Clinical Report: A new variant of H2A-A127 linked to human cancers
Overview
The study identifies a novel histone variant, H2A-A127V, associated with acute myeloid leukemia (AML) and solid tumors. Functional assays in Drosophila models demonstrate its role in promoting tumor characteristics and tissue overgrowth.
Background
Acute Myeloid Leukemia (AML) is characterized by genetic and epigenetic dysregulation, making the identification of mutations critical for understanding disease mechanisms. Histone mutations, particularly in histone H3, have been linked to cancer progression, yet mutations in histone H2A genes have been less explored. This study highlights the importance of considering duplicated histone genes in mutation analyses to enhance our understanding of oncogenesis.
Data Highlights
The H2A-A127V variant was identified in AML and solid tumors, with a prevalence of 1.44% in the 1000 Genomes Project.
Key Findings
A recurrent Alanine to Valine substitution at position 127 (H2A-A127V) was identified in AML and solid tumors.
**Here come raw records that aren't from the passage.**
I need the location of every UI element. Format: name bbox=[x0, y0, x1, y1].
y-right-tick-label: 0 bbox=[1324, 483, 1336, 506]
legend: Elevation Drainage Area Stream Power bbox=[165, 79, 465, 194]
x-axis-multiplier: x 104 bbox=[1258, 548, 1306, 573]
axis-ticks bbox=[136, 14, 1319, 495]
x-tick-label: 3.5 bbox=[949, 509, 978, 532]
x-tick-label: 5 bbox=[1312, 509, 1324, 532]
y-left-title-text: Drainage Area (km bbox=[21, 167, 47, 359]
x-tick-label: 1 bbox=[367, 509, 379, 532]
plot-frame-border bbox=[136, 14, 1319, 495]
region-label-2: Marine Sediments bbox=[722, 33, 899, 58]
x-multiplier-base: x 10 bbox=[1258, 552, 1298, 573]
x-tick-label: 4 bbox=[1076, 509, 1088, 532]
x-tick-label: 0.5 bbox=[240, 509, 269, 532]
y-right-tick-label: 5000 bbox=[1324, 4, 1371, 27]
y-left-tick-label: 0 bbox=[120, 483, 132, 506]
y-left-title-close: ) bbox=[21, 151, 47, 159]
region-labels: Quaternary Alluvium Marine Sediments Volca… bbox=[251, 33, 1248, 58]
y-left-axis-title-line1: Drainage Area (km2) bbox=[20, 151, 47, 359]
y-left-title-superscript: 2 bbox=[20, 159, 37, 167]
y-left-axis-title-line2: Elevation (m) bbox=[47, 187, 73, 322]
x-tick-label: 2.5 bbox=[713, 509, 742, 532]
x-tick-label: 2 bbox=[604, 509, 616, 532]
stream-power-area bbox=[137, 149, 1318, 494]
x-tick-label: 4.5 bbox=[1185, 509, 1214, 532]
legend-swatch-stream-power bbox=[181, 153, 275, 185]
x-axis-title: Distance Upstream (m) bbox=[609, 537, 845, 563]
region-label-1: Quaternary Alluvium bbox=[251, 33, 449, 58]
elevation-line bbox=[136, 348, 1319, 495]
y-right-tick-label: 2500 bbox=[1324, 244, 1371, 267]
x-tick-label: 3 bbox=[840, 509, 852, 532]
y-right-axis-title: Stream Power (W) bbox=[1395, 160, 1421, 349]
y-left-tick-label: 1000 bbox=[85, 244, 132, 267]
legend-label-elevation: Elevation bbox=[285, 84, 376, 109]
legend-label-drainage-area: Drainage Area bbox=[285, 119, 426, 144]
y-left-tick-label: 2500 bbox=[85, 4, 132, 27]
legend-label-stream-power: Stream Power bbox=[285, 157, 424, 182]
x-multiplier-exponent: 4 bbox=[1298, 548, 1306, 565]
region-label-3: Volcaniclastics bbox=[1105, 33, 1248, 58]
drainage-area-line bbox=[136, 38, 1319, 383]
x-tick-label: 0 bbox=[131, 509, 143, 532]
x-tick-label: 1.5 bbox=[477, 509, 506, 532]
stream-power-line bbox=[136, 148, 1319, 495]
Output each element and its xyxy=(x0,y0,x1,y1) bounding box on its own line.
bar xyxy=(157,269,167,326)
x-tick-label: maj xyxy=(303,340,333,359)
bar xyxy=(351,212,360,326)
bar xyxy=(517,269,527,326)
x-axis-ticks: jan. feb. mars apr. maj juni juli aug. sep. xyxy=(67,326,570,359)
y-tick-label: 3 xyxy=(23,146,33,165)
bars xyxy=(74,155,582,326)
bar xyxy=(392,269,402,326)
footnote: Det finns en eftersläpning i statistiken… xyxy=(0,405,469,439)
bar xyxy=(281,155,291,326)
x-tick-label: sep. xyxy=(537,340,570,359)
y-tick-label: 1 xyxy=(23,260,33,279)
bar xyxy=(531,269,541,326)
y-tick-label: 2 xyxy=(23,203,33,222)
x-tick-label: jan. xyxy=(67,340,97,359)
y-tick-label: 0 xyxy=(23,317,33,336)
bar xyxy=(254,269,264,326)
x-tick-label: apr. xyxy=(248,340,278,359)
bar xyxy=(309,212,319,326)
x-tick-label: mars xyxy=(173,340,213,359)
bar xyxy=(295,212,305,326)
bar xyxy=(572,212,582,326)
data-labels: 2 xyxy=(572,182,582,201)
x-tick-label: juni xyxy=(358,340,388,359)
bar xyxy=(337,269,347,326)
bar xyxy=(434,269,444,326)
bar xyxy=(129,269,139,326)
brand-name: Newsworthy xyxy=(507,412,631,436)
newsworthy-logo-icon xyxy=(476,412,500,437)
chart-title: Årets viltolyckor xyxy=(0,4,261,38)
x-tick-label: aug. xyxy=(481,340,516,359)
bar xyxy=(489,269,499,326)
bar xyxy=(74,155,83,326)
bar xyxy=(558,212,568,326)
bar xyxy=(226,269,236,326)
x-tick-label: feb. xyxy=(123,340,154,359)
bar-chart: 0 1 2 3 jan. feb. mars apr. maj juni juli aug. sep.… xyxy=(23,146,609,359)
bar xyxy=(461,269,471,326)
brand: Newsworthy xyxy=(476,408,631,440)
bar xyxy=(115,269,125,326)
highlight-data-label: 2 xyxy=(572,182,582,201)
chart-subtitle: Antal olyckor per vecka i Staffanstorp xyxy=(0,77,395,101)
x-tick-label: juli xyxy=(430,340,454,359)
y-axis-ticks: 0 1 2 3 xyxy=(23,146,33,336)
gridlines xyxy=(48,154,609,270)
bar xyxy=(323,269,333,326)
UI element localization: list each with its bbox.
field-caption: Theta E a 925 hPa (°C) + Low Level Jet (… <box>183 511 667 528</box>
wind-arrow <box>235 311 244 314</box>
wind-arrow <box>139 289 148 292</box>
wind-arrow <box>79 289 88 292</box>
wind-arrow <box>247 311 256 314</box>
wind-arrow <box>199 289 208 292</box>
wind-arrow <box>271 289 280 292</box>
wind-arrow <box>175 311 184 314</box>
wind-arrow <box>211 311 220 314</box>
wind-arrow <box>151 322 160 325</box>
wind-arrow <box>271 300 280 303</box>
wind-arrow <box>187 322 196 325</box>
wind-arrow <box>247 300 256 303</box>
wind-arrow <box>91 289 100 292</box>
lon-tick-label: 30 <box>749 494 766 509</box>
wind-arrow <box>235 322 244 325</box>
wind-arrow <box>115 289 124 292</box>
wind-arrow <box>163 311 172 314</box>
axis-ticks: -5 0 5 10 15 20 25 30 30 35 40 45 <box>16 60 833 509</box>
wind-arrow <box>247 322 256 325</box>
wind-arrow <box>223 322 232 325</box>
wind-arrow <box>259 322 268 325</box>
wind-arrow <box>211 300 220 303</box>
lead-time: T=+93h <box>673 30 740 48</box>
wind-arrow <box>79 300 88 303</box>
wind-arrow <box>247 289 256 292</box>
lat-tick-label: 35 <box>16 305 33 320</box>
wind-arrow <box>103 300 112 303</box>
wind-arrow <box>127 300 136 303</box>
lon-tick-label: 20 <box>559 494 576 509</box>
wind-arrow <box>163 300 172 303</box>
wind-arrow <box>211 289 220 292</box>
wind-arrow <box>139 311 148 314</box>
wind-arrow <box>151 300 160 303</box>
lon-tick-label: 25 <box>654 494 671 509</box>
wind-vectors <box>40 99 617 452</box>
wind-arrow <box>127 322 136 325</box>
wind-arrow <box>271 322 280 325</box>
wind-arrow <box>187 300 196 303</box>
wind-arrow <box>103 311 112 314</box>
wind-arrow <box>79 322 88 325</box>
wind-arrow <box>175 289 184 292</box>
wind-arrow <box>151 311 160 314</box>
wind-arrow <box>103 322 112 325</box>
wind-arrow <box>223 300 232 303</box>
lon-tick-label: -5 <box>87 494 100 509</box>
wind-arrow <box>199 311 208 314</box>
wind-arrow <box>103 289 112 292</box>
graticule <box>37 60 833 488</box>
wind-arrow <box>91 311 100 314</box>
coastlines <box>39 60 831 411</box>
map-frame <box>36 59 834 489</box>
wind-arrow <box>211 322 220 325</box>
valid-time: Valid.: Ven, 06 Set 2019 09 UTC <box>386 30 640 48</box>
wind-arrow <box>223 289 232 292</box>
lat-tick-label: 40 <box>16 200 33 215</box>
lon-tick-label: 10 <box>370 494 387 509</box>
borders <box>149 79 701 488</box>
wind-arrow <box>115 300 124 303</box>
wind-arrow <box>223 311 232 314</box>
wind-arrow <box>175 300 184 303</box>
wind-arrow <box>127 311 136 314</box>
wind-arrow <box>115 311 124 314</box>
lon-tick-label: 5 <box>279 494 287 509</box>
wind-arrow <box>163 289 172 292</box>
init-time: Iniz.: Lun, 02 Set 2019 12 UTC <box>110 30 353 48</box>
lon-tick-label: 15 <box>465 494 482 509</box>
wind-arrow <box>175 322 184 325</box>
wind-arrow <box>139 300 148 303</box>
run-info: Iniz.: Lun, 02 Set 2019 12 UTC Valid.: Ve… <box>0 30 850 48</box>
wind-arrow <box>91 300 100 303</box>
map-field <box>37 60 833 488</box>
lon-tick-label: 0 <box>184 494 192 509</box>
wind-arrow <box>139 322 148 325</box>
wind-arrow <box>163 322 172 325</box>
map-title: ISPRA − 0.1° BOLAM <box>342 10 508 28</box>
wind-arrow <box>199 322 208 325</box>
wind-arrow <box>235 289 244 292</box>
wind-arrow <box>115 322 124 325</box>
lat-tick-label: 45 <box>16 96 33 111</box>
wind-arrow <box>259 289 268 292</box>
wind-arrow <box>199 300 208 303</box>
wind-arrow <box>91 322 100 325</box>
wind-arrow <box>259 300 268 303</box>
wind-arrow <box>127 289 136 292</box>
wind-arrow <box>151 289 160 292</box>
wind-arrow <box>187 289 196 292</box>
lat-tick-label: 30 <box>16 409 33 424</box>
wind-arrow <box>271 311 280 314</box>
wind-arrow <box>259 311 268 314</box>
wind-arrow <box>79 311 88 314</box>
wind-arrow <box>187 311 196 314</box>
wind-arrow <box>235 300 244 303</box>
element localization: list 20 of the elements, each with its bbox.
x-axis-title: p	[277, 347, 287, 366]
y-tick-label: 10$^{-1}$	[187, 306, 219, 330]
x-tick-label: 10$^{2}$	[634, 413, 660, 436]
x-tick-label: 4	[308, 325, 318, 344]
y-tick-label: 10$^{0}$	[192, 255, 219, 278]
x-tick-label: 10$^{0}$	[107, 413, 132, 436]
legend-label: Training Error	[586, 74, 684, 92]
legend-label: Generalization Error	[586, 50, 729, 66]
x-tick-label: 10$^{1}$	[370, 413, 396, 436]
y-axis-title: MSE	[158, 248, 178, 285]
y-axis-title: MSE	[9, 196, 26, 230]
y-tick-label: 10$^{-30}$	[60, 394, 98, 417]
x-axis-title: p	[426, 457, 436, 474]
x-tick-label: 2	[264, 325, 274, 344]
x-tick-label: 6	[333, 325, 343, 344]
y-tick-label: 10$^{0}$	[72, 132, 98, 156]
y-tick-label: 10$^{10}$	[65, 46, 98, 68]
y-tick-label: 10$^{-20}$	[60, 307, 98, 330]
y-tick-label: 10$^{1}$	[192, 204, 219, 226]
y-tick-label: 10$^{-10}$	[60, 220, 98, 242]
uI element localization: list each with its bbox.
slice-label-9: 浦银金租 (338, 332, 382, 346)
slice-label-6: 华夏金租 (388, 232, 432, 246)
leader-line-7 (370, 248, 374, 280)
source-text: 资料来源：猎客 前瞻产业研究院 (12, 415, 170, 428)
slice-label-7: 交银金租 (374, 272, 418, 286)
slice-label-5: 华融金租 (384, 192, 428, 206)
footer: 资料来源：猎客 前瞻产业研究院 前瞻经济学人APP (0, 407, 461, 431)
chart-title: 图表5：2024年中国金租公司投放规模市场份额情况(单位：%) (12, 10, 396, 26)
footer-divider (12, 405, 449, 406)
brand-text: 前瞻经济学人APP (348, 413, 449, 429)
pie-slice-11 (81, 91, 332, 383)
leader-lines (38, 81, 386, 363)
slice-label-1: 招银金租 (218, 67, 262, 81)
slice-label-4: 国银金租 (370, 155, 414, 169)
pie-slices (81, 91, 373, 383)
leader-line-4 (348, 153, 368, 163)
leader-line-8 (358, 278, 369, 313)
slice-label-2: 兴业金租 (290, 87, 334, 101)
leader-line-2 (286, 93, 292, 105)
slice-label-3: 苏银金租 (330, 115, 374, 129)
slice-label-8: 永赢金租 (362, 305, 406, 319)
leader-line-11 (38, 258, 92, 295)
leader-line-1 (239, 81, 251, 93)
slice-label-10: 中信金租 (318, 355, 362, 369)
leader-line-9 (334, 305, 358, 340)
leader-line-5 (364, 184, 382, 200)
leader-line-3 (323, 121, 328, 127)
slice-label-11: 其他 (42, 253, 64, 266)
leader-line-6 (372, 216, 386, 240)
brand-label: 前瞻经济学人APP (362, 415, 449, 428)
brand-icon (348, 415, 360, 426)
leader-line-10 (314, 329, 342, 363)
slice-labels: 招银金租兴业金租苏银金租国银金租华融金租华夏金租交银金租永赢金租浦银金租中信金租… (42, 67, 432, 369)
H2A-A127V promotes eye tumor phenotypes in Drosophila melanogaster models.
Downregulation of E(z) in the presence of H2A-A127V enhances ectopic growth.
Histone genes H2AC18 and H2AC19, which share identical sequences, have been largely overlooked in mutation analyses.
Clinical Implications
The identification of the H2A-A127V variant suggests a need for more comprehensive genetic profiling in AML and other cancers.
Conclusion
This study uncovers a novel cancer-associated histone variant.